Objective—The T-cell receptor zeta (TCR)-chain is a master sensor and regulator of lymphocyte responses. Loss of TCR-chain expression has been documented during infectious and inflammatory diseases and defines a population of effector T cells (TCR^Dim T cells) that migrate to inflamed tissues. We assessed the expression and functional correlates of circulating TCR^Dim T cells in coronary artery disease.
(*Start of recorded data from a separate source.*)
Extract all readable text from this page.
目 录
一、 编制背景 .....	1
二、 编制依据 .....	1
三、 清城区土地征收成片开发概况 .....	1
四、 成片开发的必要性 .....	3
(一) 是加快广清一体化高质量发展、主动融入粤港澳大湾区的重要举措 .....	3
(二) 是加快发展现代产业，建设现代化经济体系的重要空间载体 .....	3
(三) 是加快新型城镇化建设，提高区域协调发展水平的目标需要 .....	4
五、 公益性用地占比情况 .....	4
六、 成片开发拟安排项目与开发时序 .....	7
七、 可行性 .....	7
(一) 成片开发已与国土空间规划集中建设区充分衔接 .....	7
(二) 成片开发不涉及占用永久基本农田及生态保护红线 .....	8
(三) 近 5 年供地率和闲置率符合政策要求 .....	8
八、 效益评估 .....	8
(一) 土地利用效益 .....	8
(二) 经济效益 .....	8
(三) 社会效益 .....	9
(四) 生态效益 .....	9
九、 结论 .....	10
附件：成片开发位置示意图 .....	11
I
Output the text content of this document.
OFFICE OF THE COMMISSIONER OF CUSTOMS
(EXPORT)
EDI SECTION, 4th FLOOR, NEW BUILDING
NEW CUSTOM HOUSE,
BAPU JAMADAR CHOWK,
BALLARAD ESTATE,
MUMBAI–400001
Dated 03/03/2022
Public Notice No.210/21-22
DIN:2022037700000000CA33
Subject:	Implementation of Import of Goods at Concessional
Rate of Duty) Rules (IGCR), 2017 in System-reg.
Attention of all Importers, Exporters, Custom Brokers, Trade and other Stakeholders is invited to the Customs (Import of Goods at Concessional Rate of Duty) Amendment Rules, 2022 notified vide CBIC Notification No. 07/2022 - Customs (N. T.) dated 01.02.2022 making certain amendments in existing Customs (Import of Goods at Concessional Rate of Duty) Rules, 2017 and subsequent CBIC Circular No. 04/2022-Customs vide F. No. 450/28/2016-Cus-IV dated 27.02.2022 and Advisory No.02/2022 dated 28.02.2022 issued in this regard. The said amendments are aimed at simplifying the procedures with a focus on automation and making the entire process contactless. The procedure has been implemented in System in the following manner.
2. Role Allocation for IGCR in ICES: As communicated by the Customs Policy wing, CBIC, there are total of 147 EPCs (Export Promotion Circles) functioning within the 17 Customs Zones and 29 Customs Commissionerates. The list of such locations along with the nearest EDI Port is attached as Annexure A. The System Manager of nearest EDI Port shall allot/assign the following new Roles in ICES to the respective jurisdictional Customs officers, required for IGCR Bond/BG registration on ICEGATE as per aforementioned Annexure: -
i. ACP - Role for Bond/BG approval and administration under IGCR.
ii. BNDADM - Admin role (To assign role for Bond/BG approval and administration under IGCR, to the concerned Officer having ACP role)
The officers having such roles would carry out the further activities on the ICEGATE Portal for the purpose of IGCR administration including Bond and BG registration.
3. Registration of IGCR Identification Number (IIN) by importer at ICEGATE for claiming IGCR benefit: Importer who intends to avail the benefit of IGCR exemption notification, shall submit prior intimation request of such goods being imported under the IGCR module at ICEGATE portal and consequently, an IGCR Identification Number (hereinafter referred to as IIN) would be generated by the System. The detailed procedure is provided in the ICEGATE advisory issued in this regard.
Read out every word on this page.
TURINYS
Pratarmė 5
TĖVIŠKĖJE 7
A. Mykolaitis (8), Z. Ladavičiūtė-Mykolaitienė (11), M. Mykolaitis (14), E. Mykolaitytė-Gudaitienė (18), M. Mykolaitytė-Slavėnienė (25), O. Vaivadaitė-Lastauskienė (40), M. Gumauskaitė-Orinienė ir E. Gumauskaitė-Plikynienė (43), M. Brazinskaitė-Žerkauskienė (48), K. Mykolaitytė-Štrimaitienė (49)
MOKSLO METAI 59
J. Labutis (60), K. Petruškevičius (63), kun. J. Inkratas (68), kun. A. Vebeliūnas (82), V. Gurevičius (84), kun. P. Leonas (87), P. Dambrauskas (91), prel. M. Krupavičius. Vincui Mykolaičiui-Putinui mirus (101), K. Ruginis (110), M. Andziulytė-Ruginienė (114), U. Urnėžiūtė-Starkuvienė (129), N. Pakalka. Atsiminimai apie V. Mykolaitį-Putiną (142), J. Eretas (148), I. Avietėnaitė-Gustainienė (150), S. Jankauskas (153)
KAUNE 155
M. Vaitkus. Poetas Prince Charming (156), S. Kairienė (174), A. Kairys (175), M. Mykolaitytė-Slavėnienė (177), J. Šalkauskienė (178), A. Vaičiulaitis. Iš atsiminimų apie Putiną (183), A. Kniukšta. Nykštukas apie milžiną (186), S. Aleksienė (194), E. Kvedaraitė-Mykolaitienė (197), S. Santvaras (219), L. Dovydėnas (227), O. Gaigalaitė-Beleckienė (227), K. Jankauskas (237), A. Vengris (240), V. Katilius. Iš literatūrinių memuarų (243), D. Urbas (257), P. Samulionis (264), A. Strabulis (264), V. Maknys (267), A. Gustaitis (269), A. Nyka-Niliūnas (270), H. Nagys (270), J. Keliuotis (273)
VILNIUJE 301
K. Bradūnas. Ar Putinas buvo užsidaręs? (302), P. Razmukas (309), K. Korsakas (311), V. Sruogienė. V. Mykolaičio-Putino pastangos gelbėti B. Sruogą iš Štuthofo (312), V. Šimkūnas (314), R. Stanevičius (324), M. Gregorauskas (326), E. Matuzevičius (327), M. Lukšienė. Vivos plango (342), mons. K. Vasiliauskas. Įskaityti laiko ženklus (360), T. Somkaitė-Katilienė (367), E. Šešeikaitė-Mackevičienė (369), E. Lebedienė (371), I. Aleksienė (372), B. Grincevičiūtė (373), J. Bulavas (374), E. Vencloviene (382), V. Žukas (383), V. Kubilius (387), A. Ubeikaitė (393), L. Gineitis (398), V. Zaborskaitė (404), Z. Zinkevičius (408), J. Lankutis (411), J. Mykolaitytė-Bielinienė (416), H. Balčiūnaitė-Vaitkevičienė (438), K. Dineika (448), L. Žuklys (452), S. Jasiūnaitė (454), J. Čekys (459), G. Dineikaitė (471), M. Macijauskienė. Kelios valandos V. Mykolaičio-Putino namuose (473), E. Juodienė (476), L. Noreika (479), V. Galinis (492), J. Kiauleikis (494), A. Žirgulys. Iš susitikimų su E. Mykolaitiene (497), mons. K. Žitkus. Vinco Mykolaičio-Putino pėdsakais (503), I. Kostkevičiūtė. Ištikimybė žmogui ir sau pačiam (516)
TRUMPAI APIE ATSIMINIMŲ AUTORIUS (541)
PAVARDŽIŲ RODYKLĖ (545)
Methods and Results—We examined the expression of TCR-chain by flow cytometry in 140 subjects. Increased peripheral blood CD4⁺ TCR^dim T cells were found in patients with acute coronary syndromes (ACS, n=66; median 5.3%, interquartile 2.6 to 9.1% of total CD4⁺ T cells; P<0.0001) compared to chronic stable angina (CSA, n=32; 1.6%; 1.0 to 4.1%) and controls (n=42; 1.5%; 0.5 to 2.9%). Such increase was significantly greater in ACS patients with elevated levels of C-reactive protein, and it persisted after the acute event. Moreover, TCR^dim cells were also more represented within CD8⁺ T cell, NK, and CD4⁺CD28^null T cell subsets in ACS compared to CSA and controls. Finally, CD4⁺ and CD8⁺ TCR^Dim T cells isolated from ACS displayed an enhanced transendothelial migratory capacity.

Conclusions—TCR^dim T cells, an effector T-cell subset with transendothelial migratory ability, are increased in ACS, and may be implicated in coronary instability.